ADMINISTRATORS to Lehman Brothers Europe have revealed that unsecured creditors could receive 100% of their returns.

According to the ninth progress reported published on 12 April by the administrators to the UK arm (LBIE), in the best case scenario unsecured creditors will be repaid in full.

The recalculation comes after the administrators managed to settle several major disputes with the other arms of Lehman Brothers, such as £12.6bn against its US parent company. It is estimated the settlements have resulted in higher than expected future recoveries for claims.

Since the start of the winding up of the investment bank, £13.6bn of client assets have been returned to former LBIE clients including one of the recent settlements which will see creditors receive a further £9.1bn.

In November last year a first interim payment of 25% was made to unsecured creditors.

Tony Lomas, lead administrator and partner at PwC said: “To be able to advise ordinary unsecured creditors that we now have a reasonable chance of eventually repaying their claims in full, marks a significant milestone for the administrators.
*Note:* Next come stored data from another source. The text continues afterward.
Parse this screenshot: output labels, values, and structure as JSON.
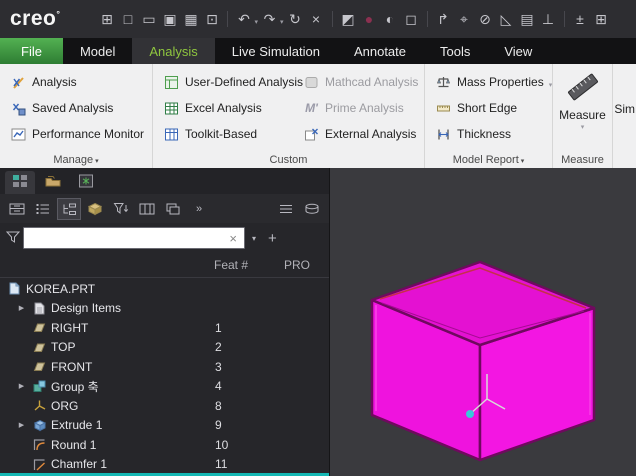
{
  "glyphs": {
    "dropdown": "▾",
    "overflow": "»",
    "clear": "×",
    "add": "+",
    "expand": "▶"
  },
  "titlebar": {
    "logo": "creo",
    "logo_mark": "°",
    "icons": [
      {
        "name": "sketch-icon",
        "glyph": "⊞"
      },
      {
        "name": "new-file-icon",
        "glyph": "□"
      },
      {
        "name": "open-file-icon",
        "glyph": "▭"
      },
      {
        "name": "save-icon",
        "glyph": "▣"
      },
      {
        "name": "print-icon",
        "glyph": "▦"
      },
      {
        "name": "import-icon",
        "glyph": "⊡"
      },
      {
        "name": "undo-icon",
        "glyph": "↶"
      },
      {
        "name": "redo-icon",
        "glyph": "↷"
      },
      {
        "name": "regenerate-icon",
        "glyph": "↻"
      },
      {
        "name": "close-window-icon",
        "glyph": "×"
      },
      {
        "name": "appearance-icon",
        "glyph": "◩"
      },
      {
        "name": "render-sphere-icon",
        "glyph": "●"
      },
      {
        "name": "shade-sphere-icon",
        "glyph": "◐"
      },
      {
        "name": "display-style-icon",
        "glyph": "◻"
      },
      {
        "name": "saved-views-icon",
        "glyph": "↱"
      },
      {
        "name": "view-normal-icon",
        "glyph": "⌖"
      },
      {
        "name": "hidden-line-icon",
        "glyph": "⊘"
      },
      {
        "name": "perspective-icon",
        "glyph": "◺"
      },
      {
        "name": "annotation-icon",
        "glyph": "▤"
      },
      {
        "name": "ground-icon",
        "glyph": "⊥"
      },
      {
        "name": "plus-minus-icon",
        "glyph": "±"
      },
      {
        "name": "window-grid-icon",
        "glyph": "⊞"
      }
    ]
  },
  "tabs": {
    "items": [
      {
        "label": "File"
      },
      {
        "label": "Model"
      },
      {
        "label": "Analysis"
      },
      {
        "label": "Live Simulation"
      },
      {
        "label": "Annotate"
      },
      {
        "label": "Tools"
      },
      {
        "label": "View"
      }
    ]
  },
  "ribbon": {
    "manage": {
      "label": "Manage",
      "items": [
        "Analysis",
        "Saved Analysis",
        "Performance Monitor"
      ]
    },
    "custom": {
      "label": "Custom",
      "col1": [
        "User-Defined Analysis",
        "Excel Analysis",
        "Toolkit-Based"
      ],
      "col2": [
        "Mathcad Analysis",
        "Prime Analysis",
        "External Analysis"
      ]
    },
    "model_report": {
      "label": "Model Report",
      "items": [
        "Mass Properties",
        "Short Edge",
        "Thickness"
      ]
    },
    "measure": {
      "label": "Measure",
      "button": "Measure"
    },
    "partial_next": "Sim",
    "prime_glyph": "M'"
  },
  "panel": {
    "filter": {
      "value": ""
    },
    "columns": {
      "feat": "Feat #",
      "pro": "PRO"
    },
    "tree": [
      {
        "label": "KOREA.PRT",
        "feat": ""
      },
      {
        "label": "Design Items",
        "feat": ""
      },
      {
        "label": "RIGHT",
        "feat": "1"
      },
      {
        "label": "TOP",
        "feat": "2"
      },
      {
        "label": "FRONT",
        "feat": "3"
      },
      {
        "label": "Group 축",
        "feat": "4"
      },
      {
        "label": "ORG",
        "feat": "8"
      },
      {
        "label": "Extrude 1",
        "feat": "9"
      },
      {
        "label": "Round 1",
        "feat": "10"
      },
      {
        "label": "Chamfer 1",
        "feat": "11"
      }
    ]
  },
  "colors": {
    "accent_green": "#8fc63f",
    "file_tab_green": "#3f9c35",
    "model_magenta": "#ef13de",
    "viewport_bg": "#3a3a3e",
    "teal_highlight": "#14b8b4"
  }
}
This would not have been possible without a huge combined PwC and Lehman effort over the past four and a half years.

“The LBIE administration continues to be an extraordinarily large and complex challenge with many very high value disputes still to be resolved with counterparties.”

PwC partners were appointed joint administrators to the UK subsidiary LBIE on 15 September 2008 – the US arm also filed for bankruptcy in early September.

In November 2011, the administrators applied for an extension of the administration for five years. At that point, Tony Lomas, Steven Pearson, Derek Howell, Russell Downs and Paul Copley were appointed administrators.

The original partners appointed to LBIE in 2008 were Tony Lomas, Steven Pearson, Dan Schwarzmann and Mike Jervis. 

There are between £14.7bn and £47.9bn of unsecured claims against the collapsed investment bank.